●カレンダーはめくられないまま
家宅捜索で撮影された写真には、野上が犯行に使ったパソコンと向き合う姿がある。
パソコンの置かれたデスクがきれいに整頓されていたのとは対照的に、すぐ横にかけられたカレンダーはめくられないまま、時間だけが過ぎていた。
●何十年も顔を合わせていない「父親」の投稿で“被告”に
とも子さんは2022年、民事でも損害賠償を求めて提訴したが、訴訟はなかなか進まなかった。

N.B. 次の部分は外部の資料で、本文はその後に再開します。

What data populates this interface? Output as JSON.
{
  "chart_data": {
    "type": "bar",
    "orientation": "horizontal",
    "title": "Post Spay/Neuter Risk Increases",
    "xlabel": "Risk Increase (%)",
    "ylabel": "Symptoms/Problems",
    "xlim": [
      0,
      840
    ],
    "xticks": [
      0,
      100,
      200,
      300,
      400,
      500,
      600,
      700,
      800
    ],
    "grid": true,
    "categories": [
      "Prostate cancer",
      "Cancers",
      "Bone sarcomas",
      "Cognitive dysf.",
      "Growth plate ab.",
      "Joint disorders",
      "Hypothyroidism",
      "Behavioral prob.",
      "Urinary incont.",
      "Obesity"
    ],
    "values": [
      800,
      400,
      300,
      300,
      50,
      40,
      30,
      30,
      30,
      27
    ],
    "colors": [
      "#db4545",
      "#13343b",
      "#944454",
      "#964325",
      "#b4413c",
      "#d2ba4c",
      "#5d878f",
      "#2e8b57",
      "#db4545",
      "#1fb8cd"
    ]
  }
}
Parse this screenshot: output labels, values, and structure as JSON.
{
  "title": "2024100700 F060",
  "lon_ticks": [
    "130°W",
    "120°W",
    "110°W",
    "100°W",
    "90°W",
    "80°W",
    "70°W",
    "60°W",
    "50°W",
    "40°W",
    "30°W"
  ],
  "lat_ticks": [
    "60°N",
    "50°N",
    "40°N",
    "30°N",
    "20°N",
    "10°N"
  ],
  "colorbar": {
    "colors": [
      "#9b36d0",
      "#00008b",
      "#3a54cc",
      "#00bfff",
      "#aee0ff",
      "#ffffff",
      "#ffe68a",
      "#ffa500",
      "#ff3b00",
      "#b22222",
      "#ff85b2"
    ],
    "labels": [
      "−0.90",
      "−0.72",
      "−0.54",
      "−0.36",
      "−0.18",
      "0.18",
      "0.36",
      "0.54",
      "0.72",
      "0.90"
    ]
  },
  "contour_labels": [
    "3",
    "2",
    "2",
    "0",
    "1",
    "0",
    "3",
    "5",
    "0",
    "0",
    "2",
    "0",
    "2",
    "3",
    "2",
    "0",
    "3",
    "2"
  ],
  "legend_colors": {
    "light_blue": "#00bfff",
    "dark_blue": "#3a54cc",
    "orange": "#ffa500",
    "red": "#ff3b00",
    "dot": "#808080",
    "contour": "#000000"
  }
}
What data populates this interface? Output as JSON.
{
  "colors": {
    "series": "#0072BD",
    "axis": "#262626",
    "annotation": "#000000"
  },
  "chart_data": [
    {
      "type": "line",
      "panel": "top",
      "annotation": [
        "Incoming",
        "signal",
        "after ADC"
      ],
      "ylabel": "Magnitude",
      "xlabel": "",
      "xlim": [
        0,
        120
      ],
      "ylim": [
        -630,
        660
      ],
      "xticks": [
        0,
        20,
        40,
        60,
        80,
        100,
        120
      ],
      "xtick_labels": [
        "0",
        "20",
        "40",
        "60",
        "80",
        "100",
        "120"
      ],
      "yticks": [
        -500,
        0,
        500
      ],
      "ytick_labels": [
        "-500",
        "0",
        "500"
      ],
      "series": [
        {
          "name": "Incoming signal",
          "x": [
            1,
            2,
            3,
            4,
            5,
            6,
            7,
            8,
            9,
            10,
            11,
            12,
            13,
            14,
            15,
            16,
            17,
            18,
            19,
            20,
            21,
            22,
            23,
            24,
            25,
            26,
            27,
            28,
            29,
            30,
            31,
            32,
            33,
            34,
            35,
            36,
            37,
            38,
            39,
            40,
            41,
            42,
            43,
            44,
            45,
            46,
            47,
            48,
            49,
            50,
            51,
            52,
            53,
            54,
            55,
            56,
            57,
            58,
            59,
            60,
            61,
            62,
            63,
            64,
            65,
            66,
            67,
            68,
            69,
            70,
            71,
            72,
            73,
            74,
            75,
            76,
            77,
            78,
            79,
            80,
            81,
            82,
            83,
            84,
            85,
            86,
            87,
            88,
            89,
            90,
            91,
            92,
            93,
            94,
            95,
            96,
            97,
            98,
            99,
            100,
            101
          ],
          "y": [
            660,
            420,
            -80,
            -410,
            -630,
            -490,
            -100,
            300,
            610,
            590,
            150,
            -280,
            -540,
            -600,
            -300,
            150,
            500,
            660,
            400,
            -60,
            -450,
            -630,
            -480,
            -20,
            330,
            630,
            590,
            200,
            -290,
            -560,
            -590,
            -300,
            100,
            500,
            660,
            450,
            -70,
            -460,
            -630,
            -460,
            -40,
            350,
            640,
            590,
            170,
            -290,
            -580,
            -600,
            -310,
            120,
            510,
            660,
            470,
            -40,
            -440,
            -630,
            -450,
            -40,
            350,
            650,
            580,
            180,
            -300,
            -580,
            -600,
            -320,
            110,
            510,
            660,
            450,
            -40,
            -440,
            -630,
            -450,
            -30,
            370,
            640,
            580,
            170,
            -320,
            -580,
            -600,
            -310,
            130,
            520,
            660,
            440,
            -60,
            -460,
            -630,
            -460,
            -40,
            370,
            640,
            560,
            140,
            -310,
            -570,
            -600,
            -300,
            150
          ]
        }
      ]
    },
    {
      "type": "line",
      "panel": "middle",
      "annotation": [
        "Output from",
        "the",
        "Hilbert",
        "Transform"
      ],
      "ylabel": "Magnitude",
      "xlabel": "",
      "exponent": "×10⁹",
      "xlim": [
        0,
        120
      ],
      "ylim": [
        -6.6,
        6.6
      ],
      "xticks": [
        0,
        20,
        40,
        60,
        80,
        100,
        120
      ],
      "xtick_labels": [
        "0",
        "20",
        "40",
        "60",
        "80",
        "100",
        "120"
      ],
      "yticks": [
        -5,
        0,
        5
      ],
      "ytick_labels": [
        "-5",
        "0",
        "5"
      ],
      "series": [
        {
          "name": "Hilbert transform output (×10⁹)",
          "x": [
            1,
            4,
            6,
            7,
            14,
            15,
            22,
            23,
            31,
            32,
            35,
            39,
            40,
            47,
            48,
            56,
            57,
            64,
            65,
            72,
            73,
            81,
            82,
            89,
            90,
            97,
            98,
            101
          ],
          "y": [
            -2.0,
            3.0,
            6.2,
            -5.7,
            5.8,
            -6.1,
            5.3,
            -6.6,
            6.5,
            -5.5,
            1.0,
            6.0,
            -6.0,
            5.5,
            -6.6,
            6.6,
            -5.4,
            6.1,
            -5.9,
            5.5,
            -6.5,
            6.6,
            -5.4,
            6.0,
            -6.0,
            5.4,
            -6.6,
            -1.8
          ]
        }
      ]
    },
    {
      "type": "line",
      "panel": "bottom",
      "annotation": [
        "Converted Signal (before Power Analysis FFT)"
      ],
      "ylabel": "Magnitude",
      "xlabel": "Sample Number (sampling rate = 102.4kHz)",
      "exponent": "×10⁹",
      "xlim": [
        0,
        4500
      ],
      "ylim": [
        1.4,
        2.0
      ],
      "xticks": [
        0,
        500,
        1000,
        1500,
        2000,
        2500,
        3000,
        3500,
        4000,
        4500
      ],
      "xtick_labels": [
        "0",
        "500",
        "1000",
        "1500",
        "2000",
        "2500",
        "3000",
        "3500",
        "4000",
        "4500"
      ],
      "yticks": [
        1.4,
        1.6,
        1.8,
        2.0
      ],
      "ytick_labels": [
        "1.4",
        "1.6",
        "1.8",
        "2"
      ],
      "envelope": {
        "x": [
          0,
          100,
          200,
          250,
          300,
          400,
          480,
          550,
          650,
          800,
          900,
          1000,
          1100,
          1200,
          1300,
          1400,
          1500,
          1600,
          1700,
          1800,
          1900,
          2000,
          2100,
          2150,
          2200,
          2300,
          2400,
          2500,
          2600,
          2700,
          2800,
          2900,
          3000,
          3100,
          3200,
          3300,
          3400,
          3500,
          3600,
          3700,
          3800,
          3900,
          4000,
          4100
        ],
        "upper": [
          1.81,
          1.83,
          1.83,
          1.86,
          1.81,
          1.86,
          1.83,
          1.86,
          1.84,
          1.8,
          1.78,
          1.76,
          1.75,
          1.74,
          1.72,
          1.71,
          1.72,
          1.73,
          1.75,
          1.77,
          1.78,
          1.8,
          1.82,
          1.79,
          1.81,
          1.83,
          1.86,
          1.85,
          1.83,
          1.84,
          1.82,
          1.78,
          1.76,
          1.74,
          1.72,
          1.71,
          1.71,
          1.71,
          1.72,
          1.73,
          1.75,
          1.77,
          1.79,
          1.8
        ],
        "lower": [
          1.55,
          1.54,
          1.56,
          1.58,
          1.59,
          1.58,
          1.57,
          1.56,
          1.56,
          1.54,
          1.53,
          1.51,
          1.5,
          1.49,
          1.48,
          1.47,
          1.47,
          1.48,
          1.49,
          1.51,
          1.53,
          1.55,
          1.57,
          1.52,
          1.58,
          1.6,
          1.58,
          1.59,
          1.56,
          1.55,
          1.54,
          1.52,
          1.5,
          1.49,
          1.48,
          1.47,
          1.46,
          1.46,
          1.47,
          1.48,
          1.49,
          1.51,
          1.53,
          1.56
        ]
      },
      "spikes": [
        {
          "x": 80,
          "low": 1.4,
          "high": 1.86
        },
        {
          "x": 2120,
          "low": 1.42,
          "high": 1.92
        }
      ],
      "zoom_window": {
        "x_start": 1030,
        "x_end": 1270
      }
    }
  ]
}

野上は体調悪化を理由に入退院を繰り返した。「次回期日に参加できるか体調面が不安です」と裁判所に電話をしてから、1週間も経たぬうちに、心不全で死亡した。2023年9月だった。
死んだ後も、とも子さんは国内外で暮らす野上の子や孫を相手に訴訟を続けている。
「相続人として、あなたが本件訴訟の被告となりました」
数百万円の損害賠償を請求する訴訟の通知が裁判所から届けられると、血縁の子や孫はすぐに相続放棄に着手した。
娘の1人は「何十年も連絡をとってなく顔も見ていない状態で一切かかわりがありません。遺産放棄の手続きをしている最中です」と裁判所に説明している。